Title: Spatial quantiles on the hypersphere
Authors: Dimitri Konen - Université Libre de Bruxelles (Belgium) [presenting]
Davy Paindaveine - Universite libre de Bruxelles (Belgium)
Abstract: A concept of quantiles for distributions on the unit hypersphere $R^d$ is proposed. The innermost quantiles are Frechet medians, i.e. the $L^1$-analog of Frechet means. Since these medians may be non-unique, we define a quantile field around each such median $m$. The corresponding quantiles are directional in nature: they are indexed by a scalar order between 0 and 1 and a unit vector in the tangent space to the hypersphere at the median. To ensure computability in any dimension, our quantiles are essentially obtained by considering the Euclidean Chaudhuri spatial quantiles in a suitable stereographic projection of the hypersphere onto its tangent space at the median.

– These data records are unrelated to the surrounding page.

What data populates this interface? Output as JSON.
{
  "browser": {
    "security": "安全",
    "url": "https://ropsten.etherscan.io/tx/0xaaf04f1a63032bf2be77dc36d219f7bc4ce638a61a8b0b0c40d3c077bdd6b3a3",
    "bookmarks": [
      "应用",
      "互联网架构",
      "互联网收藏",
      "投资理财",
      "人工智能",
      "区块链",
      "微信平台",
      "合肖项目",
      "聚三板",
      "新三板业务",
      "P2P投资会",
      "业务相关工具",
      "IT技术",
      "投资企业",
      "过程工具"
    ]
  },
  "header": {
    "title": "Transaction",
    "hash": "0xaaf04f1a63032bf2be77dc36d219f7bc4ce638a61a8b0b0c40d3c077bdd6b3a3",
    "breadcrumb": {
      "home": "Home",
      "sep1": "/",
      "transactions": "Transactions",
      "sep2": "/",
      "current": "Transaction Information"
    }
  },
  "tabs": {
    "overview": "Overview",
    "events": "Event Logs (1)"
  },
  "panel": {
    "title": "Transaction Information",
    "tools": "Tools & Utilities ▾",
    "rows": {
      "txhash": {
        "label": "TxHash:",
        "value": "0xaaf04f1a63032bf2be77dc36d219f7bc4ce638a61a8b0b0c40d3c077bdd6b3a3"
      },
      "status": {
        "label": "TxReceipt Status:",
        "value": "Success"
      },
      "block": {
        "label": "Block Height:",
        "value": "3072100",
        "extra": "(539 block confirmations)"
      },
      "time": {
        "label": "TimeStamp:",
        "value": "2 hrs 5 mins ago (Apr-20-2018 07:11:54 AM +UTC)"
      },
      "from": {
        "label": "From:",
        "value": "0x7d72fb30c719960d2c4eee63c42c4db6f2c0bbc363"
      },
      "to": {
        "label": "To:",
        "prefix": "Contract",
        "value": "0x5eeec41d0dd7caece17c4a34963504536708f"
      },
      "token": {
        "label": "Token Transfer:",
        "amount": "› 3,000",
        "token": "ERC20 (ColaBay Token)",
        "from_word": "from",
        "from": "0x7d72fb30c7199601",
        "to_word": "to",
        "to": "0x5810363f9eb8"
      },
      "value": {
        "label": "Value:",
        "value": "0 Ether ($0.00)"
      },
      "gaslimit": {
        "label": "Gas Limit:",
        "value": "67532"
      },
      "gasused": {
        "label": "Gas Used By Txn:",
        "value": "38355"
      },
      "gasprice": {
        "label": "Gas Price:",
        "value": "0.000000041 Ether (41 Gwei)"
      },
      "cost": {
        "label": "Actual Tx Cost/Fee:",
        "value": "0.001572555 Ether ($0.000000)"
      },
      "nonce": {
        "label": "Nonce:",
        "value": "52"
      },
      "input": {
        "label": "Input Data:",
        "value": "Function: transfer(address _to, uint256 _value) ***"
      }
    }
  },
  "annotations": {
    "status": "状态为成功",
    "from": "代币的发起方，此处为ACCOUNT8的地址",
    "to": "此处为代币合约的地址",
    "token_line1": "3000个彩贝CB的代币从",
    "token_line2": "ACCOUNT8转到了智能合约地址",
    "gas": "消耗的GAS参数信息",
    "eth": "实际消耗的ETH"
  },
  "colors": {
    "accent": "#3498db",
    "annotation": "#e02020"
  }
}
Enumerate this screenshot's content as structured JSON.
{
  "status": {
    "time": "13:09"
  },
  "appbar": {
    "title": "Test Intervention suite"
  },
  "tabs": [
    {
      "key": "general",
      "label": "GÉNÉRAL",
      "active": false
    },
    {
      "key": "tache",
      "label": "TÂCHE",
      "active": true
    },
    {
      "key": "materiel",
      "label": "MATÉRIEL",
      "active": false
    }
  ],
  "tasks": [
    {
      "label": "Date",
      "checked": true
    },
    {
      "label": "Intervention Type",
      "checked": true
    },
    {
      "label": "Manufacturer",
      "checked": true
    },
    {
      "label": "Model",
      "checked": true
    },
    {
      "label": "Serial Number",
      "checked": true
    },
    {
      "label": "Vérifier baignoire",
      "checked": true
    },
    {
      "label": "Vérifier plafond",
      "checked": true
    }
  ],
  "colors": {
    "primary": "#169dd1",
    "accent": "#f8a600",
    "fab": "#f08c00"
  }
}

Despite this link with their Euclidean antecedent, studying our quantiles requires understanding the nature of the Chaudhuri quantile in a version of the projective space where all points at infinity are identified. We thoroughly investigate the properties of the proposed quantiles, and study in particular the asymptotic behaviour of their sample versions, which requires controlling the impact of estimating the median. Our spherical quantile concept also allows for companion concepts of ranks and depth on the hypersphere.